Severna Park junior Matt Guanti is trying to become a better golfer, a smarter golfer. It is the smarter golfer, he believes, who will save strokes over the four-hour trek that is an 18-hole round of golf.
"It's just as important what you do with the bad shots as what you do with the good shots," Guanti said last week during a practice round with his Severna Park teammates at Walden Golf Club in Crofton.
To that end, Guanti recalled a situation that occurred earlier this month at Anne Arundel County's 36-hole preseason tournament, played at Old South and Eisenhower. After shooting a 76 in the first round at Old South, Guanti said, he felt he needed a 73 at Eisenhower to stay in contention and have a shot at winning.
On the par-5 16th hole, Guanti's tee shot sailed well right, into the trees, and the ball came to rest next to an eight-foot-long tree trunk lying on the ground, impeding his next shot.
"Last year, if I hit a bad shot I [automatically] made bogey or worse," Guanti said. "This year, my mindset is to make the best of it."
And so he did. Instead of bemoaning the bad break, Guanti summoned his Severna Park coach, Paul Pellicani, and South River freshman Josh Eure (with whom Guanti was playing), and the three of them lifted the heavy trunk aside, a perfectly legal maneuver as long as his ball remained undisturbed.
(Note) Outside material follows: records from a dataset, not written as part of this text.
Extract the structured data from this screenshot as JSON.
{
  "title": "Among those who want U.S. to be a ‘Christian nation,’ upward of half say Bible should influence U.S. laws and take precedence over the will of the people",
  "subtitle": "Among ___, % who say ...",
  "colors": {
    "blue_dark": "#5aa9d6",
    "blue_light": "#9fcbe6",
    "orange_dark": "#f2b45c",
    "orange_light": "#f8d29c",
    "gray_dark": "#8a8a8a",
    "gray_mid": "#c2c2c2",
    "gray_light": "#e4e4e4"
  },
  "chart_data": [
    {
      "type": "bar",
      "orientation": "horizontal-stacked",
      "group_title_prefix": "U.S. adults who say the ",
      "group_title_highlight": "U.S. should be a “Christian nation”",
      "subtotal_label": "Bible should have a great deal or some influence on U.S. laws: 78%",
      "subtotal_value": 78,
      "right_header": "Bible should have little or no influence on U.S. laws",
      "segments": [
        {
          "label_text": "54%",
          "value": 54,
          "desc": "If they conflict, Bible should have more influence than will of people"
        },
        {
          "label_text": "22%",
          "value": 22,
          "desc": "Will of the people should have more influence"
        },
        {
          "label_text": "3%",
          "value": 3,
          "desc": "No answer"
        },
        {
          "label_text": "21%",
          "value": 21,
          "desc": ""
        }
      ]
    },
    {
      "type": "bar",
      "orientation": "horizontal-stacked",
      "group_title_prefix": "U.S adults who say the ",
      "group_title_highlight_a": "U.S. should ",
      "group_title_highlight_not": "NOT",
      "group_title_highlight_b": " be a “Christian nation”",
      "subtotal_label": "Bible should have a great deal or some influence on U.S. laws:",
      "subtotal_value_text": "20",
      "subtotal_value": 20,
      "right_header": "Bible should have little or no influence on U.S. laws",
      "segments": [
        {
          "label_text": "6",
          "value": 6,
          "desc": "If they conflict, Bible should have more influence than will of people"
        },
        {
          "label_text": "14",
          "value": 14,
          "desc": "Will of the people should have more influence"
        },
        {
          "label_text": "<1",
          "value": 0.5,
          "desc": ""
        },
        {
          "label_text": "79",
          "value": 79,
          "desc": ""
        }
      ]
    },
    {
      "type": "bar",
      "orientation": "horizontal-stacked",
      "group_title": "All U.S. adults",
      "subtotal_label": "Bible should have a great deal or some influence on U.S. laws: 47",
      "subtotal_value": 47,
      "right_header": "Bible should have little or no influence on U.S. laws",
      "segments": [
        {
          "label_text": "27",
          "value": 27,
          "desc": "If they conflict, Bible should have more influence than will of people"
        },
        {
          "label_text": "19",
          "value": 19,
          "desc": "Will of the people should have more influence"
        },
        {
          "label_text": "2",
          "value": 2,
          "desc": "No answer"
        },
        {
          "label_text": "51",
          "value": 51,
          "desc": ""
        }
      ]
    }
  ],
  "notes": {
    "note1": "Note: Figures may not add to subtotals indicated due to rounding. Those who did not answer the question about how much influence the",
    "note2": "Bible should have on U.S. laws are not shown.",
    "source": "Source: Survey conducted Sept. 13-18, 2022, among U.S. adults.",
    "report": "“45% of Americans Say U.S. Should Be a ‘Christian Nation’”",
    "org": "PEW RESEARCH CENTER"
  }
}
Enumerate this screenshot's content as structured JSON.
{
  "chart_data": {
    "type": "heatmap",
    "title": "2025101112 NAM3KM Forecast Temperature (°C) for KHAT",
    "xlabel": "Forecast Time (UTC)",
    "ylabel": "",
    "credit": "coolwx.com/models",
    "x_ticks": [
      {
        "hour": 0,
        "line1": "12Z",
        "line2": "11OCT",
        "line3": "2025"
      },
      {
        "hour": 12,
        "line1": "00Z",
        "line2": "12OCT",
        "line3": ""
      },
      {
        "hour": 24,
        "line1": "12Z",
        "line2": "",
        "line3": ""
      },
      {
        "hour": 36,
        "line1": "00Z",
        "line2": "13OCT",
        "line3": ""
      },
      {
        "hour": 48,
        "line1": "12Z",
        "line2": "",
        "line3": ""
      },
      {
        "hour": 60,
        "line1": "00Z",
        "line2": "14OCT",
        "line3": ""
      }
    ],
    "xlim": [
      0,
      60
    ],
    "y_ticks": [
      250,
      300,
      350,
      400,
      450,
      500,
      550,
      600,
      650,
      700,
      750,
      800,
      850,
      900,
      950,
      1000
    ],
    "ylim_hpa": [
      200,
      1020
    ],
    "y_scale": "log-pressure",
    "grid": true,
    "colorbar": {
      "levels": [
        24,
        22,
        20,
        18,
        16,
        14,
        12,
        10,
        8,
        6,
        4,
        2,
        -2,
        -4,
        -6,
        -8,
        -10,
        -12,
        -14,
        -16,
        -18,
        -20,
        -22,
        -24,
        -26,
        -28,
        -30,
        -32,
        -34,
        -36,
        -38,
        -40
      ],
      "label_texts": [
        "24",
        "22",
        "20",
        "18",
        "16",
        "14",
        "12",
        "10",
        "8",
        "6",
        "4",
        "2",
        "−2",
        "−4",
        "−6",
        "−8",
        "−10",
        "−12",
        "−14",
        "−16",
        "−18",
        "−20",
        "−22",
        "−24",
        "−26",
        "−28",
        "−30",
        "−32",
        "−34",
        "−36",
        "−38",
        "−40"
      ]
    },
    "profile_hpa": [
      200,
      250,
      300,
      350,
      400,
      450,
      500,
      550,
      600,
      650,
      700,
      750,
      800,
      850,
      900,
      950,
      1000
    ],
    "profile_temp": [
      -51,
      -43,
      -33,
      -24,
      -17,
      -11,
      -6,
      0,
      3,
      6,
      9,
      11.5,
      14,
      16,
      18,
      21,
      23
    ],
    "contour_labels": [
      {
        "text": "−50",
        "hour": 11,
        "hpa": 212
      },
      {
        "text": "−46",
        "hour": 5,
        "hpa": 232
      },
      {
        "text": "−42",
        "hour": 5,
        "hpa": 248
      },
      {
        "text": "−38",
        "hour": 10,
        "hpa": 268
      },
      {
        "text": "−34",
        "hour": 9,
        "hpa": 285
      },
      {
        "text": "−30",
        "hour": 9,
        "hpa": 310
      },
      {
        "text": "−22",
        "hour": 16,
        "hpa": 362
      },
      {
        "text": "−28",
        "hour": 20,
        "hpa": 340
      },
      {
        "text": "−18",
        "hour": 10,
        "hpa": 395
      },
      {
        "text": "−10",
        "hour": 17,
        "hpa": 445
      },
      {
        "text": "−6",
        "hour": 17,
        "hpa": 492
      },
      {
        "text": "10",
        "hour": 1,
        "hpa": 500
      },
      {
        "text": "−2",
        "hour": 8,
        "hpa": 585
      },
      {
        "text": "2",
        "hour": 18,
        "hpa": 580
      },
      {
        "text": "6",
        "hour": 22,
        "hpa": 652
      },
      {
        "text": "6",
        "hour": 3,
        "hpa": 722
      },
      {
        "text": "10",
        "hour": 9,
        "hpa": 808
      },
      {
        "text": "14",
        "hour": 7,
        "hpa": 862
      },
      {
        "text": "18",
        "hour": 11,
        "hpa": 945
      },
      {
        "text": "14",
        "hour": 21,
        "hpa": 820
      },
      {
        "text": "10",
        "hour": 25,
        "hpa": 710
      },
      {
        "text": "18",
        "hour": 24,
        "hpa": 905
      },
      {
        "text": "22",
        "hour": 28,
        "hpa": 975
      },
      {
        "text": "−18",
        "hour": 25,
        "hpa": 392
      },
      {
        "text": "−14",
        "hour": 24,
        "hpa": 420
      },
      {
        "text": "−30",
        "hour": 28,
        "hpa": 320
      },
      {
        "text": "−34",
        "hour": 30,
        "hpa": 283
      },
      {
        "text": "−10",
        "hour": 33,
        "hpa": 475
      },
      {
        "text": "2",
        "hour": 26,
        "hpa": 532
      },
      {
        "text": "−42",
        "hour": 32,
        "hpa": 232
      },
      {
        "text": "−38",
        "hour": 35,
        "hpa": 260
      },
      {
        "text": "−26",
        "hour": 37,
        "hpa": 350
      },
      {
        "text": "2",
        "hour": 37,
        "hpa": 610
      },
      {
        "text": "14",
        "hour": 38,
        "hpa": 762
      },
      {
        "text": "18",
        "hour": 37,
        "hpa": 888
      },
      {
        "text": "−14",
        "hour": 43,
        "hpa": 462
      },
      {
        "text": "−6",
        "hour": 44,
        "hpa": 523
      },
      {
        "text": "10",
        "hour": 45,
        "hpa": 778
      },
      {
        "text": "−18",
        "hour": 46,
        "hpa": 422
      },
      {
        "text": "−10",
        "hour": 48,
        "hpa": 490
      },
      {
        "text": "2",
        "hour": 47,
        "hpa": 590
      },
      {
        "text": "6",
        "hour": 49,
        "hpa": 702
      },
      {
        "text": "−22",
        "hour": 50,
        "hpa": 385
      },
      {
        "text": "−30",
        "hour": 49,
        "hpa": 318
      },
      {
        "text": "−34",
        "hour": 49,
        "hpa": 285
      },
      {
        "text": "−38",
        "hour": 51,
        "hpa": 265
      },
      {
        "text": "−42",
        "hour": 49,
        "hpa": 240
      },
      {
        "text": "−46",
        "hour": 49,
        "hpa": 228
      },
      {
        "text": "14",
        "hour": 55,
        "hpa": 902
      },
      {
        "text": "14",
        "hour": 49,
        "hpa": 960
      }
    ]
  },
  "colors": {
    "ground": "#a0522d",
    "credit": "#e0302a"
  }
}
He could have tried to hit a long iron through trees, but it was risky. Instead, Guanti punched out to the fairway, hit a 4-iron 220 yards to the side of the green, chipped on, and made the putt for par.
Two holes later, he won the event by a stroke over teammate Kelly Lynch, his first-ever victory in an open tournament. "Last year that would have been a 7 or an 8," he said.
In addition to playing smarter, Guanti is also playing stronger -- the result of some weight training classes in the past two years at Severna Park. Guanti's tee shots with his 3-wood routinely travel 270 yards or more, allowing him to keep his driver, a club that typically can't be controlled as well as a 3-wood, in the bag for every hole of the preseason tournament.
"Course management, maturity," said Pellicani, when discussing what he sees in the Falcons' No. 1 player this fall. "The younger players think if they can hit 270 with a 3-wood, then maybe 300 with the driver. Then you end up putting yourself in jail" -- in the rough, in the woods or out of bounds. "He never pulled out the driver. There's a lot of value to keeping the ball in play."
Guanti, who stands 5 feet 8, credited Severna Park football coach J.P. Hines, who taught the weight training class last year, with helping him increase the strength in his upper and lower body. For instance, Guanti said, he initially bench pressed 140 pounds and now can press 210. And the leg squats that started out with 185 pounds have increased to 350 pounds.
"Last year my 150-yard club was a 7-iron; now it's a pitching wedge," said Guanti, adding that his favorite shot is the approach from "150 yards and in."
Guanti said he'll be aiming to play college golf after he graduates in 2007, but for now there are three goals on the closer horizon. He's already accomplished one -- winning the preseason tournament -- and feels he's ready to vie for the county and district titles.
Jim Kardash, who teaches hundreds of juniors in the Baltimore area, has coached Guanti at Arundel Golf Park in Glen Burnie.
"He's got a great attitude," said Kardash. "I want him to go on out there and get more of a killer instinct [in tournament play], a little more confidence."